En fin, yo tenía a Thesiger por un héroe emblemático, como Lord Paget. Saber que hay gente que ha podido atravesar la vida en una cabalgada de coraje anima mucho. Pero tras leer la nueva y conmovedora biografía de Thesiger, Wilfred Thesiger, the life of the great Explorer, de Alexander Maitland (HarperCollins, 2006), he quedado perplejo. En aquella visita de 1998 ya intuí algunas fisuras en el valiente explorador -su temor a la soledad, el interés por los jovencitos-, pero nunca pude imaginar que tuviera pánico a las arañas.
Y es que Thesiger era un hombre mucho más complejo de lo que aparentaba. Mainland -que ha tenido acceso a toda la documentación privada del escritor, del que era albacea literario- descubre en el valeroso aventurero un sentido crónico de inseguridad resultado de traumas infantiles. Revela que Thesiger sufrió tremendos malos tratos -y es posible que incluso abusos sexuales- de niño en la escuela en Inglaterra antes de ir a Oxford y a Eton (su tutor lo azotaba desnudo hasta hacerlo sangrar), y resalta una faceta oculta del personaje como un tipo tímido y vulnerable.

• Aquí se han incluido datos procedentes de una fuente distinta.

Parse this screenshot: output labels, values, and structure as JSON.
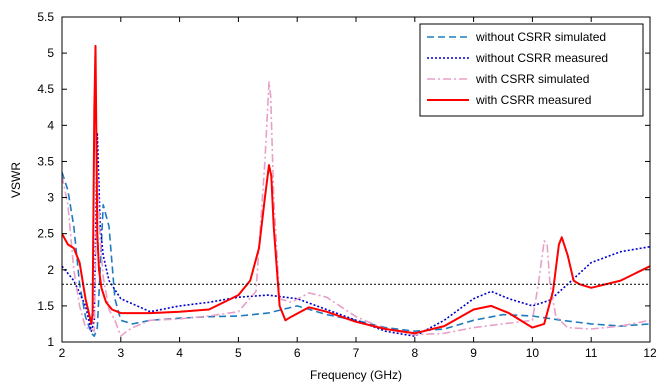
{
  "chart_data": {
    "type": "line",
    "xlabel": "Frequency (GHz)",
    "ylabel": "VSWR",
    "xlim": [
      2,
      12
    ],
    "ylim": [
      1,
      5.5
    ],
    "xticks": [
      2,
      3,
      4,
      5,
      6,
      7,
      8,
      9,
      10,
      11,
      12
    ],
    "yticks": [
      1,
      1.5,
      2,
      2.5,
      3,
      3.5,
      4,
      4.5,
      5,
      5.5
    ],
    "xtick_labels": [
      "2",
      "3",
      "4",
      "5",
      "6",
      "7",
      "8",
      "9",
      "10",
      "11",
      "12"
    ],
    "ytick_labels": [
      "1",
      "1.5",
      "2",
      "2.5",
      "3",
      "3.5",
      "4",
      "4.5",
      "5",
      "5.5"
    ],
    "grid": false,
    "legend_position": "top-right",
    "reference_line": {
      "y": 1.8,
      "style": "dotted",
      "color": "#000000"
    },
    "series": [
      {
        "name": "without CSRR simulated",
        "color": "#1f7bbf",
        "style": "dashed",
        "x": [
          2.0,
          2.1,
          2.2,
          2.3,
          2.4,
          2.5,
          2.55,
          2.6,
          2.65,
          2.7,
          2.8,
          2.9,
          3.0,
          3.2,
          3.5,
          4.0,
          4.5,
          5.0,
          5.5,
          6.0,
          6.5,
          7.0,
          7.5,
          8.0,
          8.5,
          9.0,
          9.5,
          10.0,
          10.5,
          11.0,
          11.5,
          12.0
        ],
        "y": [
          3.35,
          3.1,
          2.6,
          1.8,
          1.35,
          1.12,
          1.08,
          1.2,
          2.0,
          2.9,
          2.6,
          1.6,
          1.3,
          1.25,
          1.3,
          1.33,
          1.35,
          1.36,
          1.4,
          1.5,
          1.38,
          1.3,
          1.2,
          1.15,
          1.18,
          1.3,
          1.38,
          1.36,
          1.3,
          1.25,
          1.22,
          1.25
        ]
      },
      {
        "name": "without CSRR measured",
        "color": "#0000cc",
        "style": "dotted",
        "x": [
          2.0,
          2.2,
          2.4,
          2.5,
          2.55,
          2.6,
          2.65,
          2.7,
          2.8,
          3.0,
          3.5,
          4.0,
          4.5,
          5.0,
          5.5,
          6.0,
          6.5,
          7.0,
          7.5,
          8.0,
          8.5,
          9.0,
          9.3,
          9.6,
          10.0,
          10.3,
          10.6,
          11.0,
          11.5,
          12.0
        ],
        "y": [
          2.05,
          1.85,
          1.5,
          1.15,
          1.3,
          3.9,
          2.6,
          2.2,
          1.85,
          1.6,
          1.42,
          1.5,
          1.55,
          1.62,
          1.65,
          1.6,
          1.45,
          1.3,
          1.15,
          1.08,
          1.3,
          1.6,
          1.7,
          1.6,
          1.5,
          1.58,
          1.8,
          2.1,
          2.25,
          2.32
        ]
      },
      {
        "name": "with CSRR simulated",
        "color": "#e8a0c8",
        "style": "dashdot",
        "x": [
          2.0,
          2.1,
          2.2,
          2.3,
          2.4,
          2.5,
          2.55,
          2.6,
          2.65,
          2.7,
          2.8,
          2.9,
          3.0,
          3.1,
          3.2,
          3.5,
          4.0,
          4.5,
          5.0,
          5.3,
          5.45,
          5.52,
          5.55,
          5.6,
          5.7,
          5.9,
          6.2,
          6.5,
          7.0,
          7.5,
          8.0,
          8.5,
          9.0,
          9.5,
          10.0,
          10.1,
          10.2,
          10.25,
          10.3,
          10.4,
          10.6,
          11.0,
          11.5,
          12.0
        ],
        "y": [
          3.3,
          2.9,
          2.0,
          1.5,
          1.2,
          1.18,
          1.15,
          3.4,
          2.4,
          1.9,
          1.45,
          1.3,
          1.08,
          1.15,
          1.2,
          1.3,
          1.32,
          1.36,
          1.42,
          1.7,
          3.5,
          4.6,
          4.4,
          3.0,
          1.6,
          1.55,
          1.68,
          1.62,
          1.35,
          1.18,
          1.1,
          1.12,
          1.2,
          1.25,
          1.3,
          1.8,
          2.4,
          2.35,
          1.8,
          1.35,
          1.2,
          1.18,
          1.22,
          1.3
        ]
      },
      {
        "name": "with CSRR measured",
        "color": "#ff0000",
        "style": "solid",
        "x": [
          2.0,
          2.1,
          2.2,
          2.3,
          2.4,
          2.5,
          2.52,
          2.55,
          2.57,
          2.6,
          2.63,
          2.67,
          2.75,
          2.85,
          3.0,
          3.2,
          3.5,
          4.0,
          4.5,
          5.0,
          5.2,
          5.35,
          5.45,
          5.52,
          5.56,
          5.6,
          5.7,
          5.8,
          5.9,
          6.2,
          6.5,
          7.0,
          7.5,
          8.0,
          8.5,
          9.0,
          9.3,
          9.6,
          10.0,
          10.2,
          10.35,
          10.45,
          10.5,
          10.6,
          10.7,
          10.8,
          11.0,
          11.5,
          12.0
        ],
        "y": [
          2.5,
          2.35,
          2.3,
          2.1,
          1.6,
          1.25,
          1.4,
          4.2,
          5.1,
          2.5,
          2.0,
          1.75,
          1.55,
          1.45,
          1.4,
          1.4,
          1.4,
          1.42,
          1.45,
          1.65,
          1.85,
          2.3,
          3.0,
          3.45,
          3.3,
          2.6,
          1.5,
          1.3,
          1.35,
          1.48,
          1.42,
          1.28,
          1.18,
          1.12,
          1.22,
          1.45,
          1.5,
          1.4,
          1.2,
          1.25,
          1.7,
          2.35,
          2.45,
          2.2,
          1.85,
          1.8,
          1.75,
          1.85,
          2.05
        ]
      }
    ]
  }
}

Explorador, cazador, héroe de guerra, a Thesiger le horrorizaba morir en la cama de viejo, con las facultades mermadas y solo -prefería estar con nómadas correosos, aunque fueran tan malcarados como los Sa'ar, "los lobos de las dunas"-. Murió, efectivamente, como había temido, a los 93 años, en una residencia para la tercera edad de Surrey, lejos de la arena del desierto, las marismas y las montañas que habían sido el grandioso escenario de su existencia. Sus últimas palabras fueron: "¡Dejadme marchar!". Poco antes, Thesiger, aquejado de Parkinson y Alzheimer, había alzado la cabeza de la almohada y preguntado a un médico: "¿Cuál es su tribu?". La última etapa de su vida fue un calvario de achaques: le sacaron la próstata, padeció cataratas y artritis, tenía alucinaciones, le temblaban las manos. Había que ayudarle hasta para dar unos pasos. A él, al arrojado bimbashi que se había enfrentado solo a Abu Higl, el terrible león que asolaba el Darfur.

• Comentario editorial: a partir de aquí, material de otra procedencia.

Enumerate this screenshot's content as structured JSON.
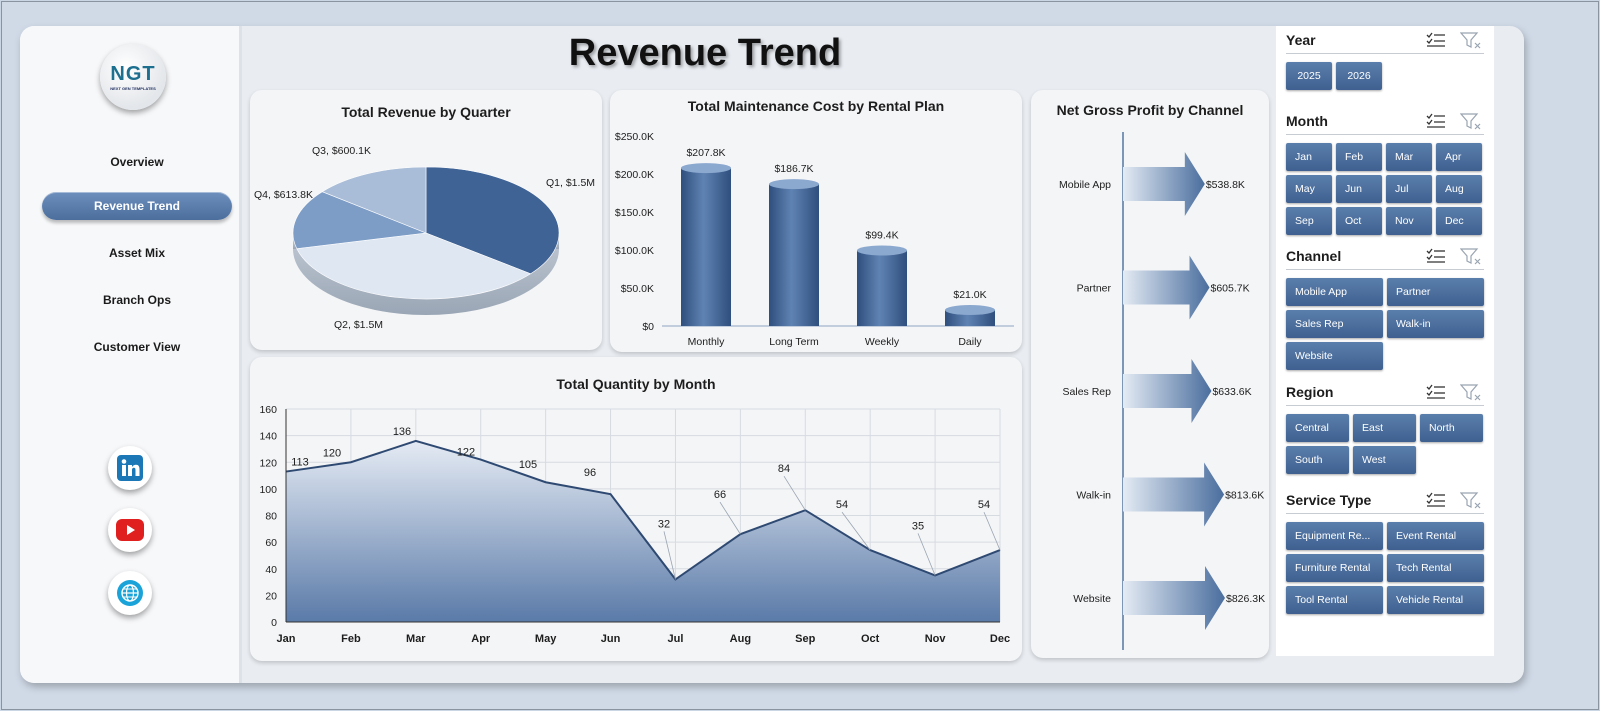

Thesiger fue incinerado en el crematorio de Putney Vale y sus cenizas esparcidas en el campo donde pasó su niñez. Pero para mí sigue en aquel piso de Chelsea donde una vez le vi blandir -peligrosamente- una azagaya zulú. A la salida del National Army Museum caminé hasta aquella dirección. Pulsé insistentemente el interfono y cuando alguien contestó, grité a pleno pulmón el canto de triunfo guerrero de los Bani Hussain: "¡Wali, Wali gab el Kheir Ya Wali!" -¡amigo, hay que ver la que hemos montado!, en traducción libre-. Y añadí: "Floreat Etona!, ¡Que Eton florezca!". Esperé un rato, queriendo creer que los héroes de verdad nunca mueren. Pero nadie abrió.